Nel periodo in cui Torino dedica massima visibilità all’arte contemporanea con Artissima (7-9 novembre 2014) anche Areacreativa42 apre le sale di Casa Toesca con un doppio appuntamento tutto al femminile. Mercoledì 5 novembre l’artista Clémentine Carsberg, coinvolta nel programma “Residenze d’artista”, concluderà il suo soggiorno in Città con il vernissage della propria installazione nello spazio della limonaia; contemporaneamente si inaugurerà al primo piano la mostra della fotografa Carmen Cardillo.

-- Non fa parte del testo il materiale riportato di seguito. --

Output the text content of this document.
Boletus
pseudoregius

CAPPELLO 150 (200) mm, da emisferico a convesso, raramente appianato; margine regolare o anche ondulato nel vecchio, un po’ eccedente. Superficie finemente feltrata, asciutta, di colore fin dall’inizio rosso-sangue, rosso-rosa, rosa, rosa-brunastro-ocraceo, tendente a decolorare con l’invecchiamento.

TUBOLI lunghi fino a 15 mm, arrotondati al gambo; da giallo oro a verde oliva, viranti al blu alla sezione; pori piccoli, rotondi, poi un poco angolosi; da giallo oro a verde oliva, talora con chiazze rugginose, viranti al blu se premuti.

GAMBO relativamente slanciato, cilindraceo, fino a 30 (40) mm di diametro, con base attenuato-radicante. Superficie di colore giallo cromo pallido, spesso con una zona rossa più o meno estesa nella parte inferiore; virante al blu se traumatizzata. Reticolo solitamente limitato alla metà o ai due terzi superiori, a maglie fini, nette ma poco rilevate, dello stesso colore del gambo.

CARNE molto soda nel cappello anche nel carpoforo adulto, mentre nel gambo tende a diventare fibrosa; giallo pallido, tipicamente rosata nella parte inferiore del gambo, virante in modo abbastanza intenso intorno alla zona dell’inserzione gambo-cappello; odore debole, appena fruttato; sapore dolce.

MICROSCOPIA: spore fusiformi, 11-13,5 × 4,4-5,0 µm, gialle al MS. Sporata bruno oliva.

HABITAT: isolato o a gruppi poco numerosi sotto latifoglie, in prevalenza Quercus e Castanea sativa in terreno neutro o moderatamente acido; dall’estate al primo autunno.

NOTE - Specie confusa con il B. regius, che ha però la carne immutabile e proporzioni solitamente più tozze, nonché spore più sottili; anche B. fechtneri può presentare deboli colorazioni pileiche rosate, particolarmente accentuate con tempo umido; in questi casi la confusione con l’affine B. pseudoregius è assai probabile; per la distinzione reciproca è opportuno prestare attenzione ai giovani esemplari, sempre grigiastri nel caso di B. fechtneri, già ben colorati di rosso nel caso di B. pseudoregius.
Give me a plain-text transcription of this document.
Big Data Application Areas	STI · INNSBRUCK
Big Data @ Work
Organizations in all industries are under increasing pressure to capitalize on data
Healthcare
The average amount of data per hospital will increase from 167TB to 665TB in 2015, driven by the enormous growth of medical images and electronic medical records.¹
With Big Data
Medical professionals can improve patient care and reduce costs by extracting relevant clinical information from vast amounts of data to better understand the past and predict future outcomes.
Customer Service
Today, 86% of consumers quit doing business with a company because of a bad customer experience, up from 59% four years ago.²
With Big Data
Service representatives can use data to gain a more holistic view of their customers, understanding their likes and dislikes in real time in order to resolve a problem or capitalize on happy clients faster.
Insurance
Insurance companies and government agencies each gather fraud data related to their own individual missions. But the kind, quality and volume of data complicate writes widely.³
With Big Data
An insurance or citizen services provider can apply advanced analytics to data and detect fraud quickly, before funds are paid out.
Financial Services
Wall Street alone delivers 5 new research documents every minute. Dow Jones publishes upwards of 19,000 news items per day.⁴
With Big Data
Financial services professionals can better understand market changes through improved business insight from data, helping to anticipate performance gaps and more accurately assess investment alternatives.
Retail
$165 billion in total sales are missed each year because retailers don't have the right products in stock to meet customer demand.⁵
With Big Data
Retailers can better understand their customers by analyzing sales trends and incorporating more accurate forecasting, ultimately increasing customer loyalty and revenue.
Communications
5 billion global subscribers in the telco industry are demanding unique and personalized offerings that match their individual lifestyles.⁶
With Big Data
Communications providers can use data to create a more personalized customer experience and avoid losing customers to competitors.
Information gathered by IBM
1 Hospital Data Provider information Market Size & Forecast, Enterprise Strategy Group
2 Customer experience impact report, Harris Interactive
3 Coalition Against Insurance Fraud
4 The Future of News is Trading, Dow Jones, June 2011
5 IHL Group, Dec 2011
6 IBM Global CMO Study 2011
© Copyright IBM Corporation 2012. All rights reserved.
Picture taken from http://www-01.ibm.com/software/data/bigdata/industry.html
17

La cooperazione con Clémentine nasce dalla mediazione dello scultore torinese Cristiano Piccinelli, già ospite presso l’associazione con la mostra Teste migranti (29 maggio – 29 giugno 2014). Il primo incontro tra i due artisti risale al 2013, in occasione della 15a edizione di “Ouverture d’Ateliers d’Artiste” organizzata dall’Association Château de Servières di Marsiglia e ha avuto seguito lo scorso giugno 2014 presso l’atelier del torinese durante “AccaAtelier”, evento annuale che apre le porte degli studi degli artisti al grande pubblico. Acuta osservatrice e grande amante di quelle che lei stessa definisce le «tracce archeologiche», Clémentine ha tratto ispirazione da una stanza del secondo piano di Casa Toesca per la realizzazione di un’installazione in papier peint (carta da parati) nello spazio della limonaia. La carta da parati, tratto distintivo della sua produzione, è il materiale che meglio si sposa con la meditazione condotta sui segni del tempo che ripercorrono la casa, operazione che si riassume nel titolo della residenza Secret de famille – Les angles morts. Tracce discrete, appena suggerite che si caricano di significati universali, senza raccontare una storia troppo precisa. Clémentine ci propone una nuova lettura dello spazio: decorativo, bidimensionale, appiattito, ma allo stesso tempo illusionistico, che nasconde in sé il détachement, l’ironia. Nella vita di tutti i giorni la tappezzeria nasconde, ostruisce la vista, copre le imperfezioni delle superfici murarie. Allo stesso modo Clémentine la usa nelle sue installazioni: come materiale umile, povero, che ha la potenzialità di nascondere il visibile, di uniformare, di confondere l’osservatore e lasciare che sia l’occhio a fare la sua riflessione.
Grazie alla preziosa collaborazione dei docenti e del giovane assessorato alla cultura della città, nella giornata di mercoledì 5 novembre Casa Toesca sarà aperta già dalla mattina per ospitare i ragazzi delle scuole del territorio coinvolgendoli in workshop di fotografia.